As I tried to come up with something to write about today, I scrolled through old posts like I normally do when looking for inspiration. I saw my 6 Month Tracker Post and thought I should do an update. I immediately realized I had decided a couple of months ago that I am not going to continue with that kind of productivity recording come 2018 (I will write a wrap up post). Then I thought, yeesh, I track myself in a lot of odd ways.

Of course, this led me to the big thought: Am I micromanaging myself?

I have a tendency to let life take over and forget to do my tracking. Then I spend close to an hour sometimes playing catch up. That’s close to an hour I could spend writing. Or reading. Or getting better things done. I have somehow conflated tracking with productivity; I have turned the recording of productivity into actual productivity in my mind, and that is not the case.
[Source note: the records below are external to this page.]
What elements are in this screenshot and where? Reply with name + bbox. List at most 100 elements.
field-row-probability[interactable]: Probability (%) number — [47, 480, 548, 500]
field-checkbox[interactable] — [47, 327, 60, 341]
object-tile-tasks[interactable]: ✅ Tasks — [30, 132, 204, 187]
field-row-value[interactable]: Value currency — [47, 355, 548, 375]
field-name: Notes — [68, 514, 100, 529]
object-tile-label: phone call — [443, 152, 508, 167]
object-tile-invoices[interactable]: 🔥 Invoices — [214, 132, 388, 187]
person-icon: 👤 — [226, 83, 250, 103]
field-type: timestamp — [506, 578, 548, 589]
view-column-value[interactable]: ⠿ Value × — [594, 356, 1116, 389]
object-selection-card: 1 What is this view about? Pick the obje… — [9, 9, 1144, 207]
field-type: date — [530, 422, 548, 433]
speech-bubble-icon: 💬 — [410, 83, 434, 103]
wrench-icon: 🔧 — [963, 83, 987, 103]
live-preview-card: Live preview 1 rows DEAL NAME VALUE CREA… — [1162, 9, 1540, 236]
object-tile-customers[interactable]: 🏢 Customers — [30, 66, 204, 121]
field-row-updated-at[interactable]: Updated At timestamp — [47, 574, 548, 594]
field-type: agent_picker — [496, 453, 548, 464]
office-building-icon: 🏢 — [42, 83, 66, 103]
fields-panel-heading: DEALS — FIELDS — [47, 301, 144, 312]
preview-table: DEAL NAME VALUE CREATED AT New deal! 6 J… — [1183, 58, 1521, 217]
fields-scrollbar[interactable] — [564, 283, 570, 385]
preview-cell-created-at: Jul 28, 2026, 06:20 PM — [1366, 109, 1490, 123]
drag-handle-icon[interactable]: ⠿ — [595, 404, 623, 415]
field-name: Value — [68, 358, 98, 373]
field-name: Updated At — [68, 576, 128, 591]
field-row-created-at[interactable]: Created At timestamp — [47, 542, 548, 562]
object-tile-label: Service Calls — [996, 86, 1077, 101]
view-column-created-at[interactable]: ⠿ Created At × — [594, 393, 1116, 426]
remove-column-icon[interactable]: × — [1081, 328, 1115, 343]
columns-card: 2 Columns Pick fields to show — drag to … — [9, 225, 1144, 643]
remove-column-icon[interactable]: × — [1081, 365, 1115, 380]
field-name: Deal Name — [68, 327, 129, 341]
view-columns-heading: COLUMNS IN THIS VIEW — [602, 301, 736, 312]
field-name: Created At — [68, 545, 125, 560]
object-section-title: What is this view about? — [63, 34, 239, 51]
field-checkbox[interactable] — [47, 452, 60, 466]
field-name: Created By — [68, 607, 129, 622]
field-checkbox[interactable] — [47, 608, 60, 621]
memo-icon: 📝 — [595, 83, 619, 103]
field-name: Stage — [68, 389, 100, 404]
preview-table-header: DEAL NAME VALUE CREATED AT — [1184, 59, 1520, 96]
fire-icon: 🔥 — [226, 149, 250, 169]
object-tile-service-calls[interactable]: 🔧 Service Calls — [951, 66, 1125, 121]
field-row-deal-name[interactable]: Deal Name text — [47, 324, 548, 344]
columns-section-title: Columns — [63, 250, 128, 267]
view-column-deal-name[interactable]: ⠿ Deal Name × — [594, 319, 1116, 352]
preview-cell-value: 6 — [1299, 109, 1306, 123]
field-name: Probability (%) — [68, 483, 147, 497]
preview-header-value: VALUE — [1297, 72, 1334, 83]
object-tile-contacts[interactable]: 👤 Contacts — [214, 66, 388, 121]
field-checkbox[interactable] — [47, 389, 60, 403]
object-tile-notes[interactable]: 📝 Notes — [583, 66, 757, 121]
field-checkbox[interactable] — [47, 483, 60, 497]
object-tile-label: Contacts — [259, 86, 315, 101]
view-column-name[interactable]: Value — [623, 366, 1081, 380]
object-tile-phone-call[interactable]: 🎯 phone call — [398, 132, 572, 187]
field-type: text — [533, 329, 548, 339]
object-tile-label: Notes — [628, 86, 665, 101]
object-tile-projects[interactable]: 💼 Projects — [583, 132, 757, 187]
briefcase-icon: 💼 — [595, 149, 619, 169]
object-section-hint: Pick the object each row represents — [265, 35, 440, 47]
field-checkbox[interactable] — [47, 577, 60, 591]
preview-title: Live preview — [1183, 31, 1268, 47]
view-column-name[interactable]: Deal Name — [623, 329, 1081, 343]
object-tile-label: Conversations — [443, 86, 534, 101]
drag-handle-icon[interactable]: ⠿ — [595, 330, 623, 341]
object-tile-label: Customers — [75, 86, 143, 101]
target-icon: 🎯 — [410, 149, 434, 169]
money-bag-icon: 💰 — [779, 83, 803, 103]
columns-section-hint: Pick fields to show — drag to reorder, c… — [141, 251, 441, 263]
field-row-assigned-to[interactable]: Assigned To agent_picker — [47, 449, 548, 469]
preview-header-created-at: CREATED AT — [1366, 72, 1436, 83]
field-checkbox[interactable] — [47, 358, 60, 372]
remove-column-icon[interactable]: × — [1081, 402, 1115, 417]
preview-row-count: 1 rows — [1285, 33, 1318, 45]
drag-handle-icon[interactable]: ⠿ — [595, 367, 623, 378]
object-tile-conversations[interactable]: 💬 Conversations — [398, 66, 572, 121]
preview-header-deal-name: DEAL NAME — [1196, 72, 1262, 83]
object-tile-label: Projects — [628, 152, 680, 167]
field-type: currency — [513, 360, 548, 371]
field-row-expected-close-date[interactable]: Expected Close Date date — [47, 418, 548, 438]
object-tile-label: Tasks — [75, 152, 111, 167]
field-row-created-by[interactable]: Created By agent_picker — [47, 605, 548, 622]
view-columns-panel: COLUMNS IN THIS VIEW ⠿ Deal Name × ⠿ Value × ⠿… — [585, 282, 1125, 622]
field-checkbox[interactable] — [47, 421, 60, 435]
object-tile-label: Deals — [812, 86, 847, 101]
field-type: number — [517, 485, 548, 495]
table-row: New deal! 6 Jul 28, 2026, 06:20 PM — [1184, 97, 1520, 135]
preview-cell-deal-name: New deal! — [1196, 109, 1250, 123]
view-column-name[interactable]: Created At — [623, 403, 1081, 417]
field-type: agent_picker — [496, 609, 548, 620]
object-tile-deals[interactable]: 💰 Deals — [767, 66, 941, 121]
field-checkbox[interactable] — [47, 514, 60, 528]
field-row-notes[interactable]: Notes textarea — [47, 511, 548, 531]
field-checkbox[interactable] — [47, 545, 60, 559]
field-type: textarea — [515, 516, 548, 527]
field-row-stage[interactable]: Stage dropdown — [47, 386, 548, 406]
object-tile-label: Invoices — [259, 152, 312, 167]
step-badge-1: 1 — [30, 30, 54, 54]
For instance, if I am behind on my targets and goals and I start seeing those numbers regularly somehow I believe I will recognize that I’m failing and I’ll intuitively correct the problem. Instead of applying myself to writing I track how little writing I’m doing—like giving myself trouble will help me straighten up and fly right. Having seen this kind of treatment firsthand in my district I know the opposite is true. It sucks the fun and life out of everything. It destroys motivation. It wastes time.

I do like to track my output and the time I spend doing all the things I do in terms of writing. But I need to develop a system that doesn’t detract from the joy of writing. Because it should still be a joy regardless of how hard it can be. I used to record my word output in timed intervals. It was easy and let me be competitive with myself. It was fun. Why did I change that?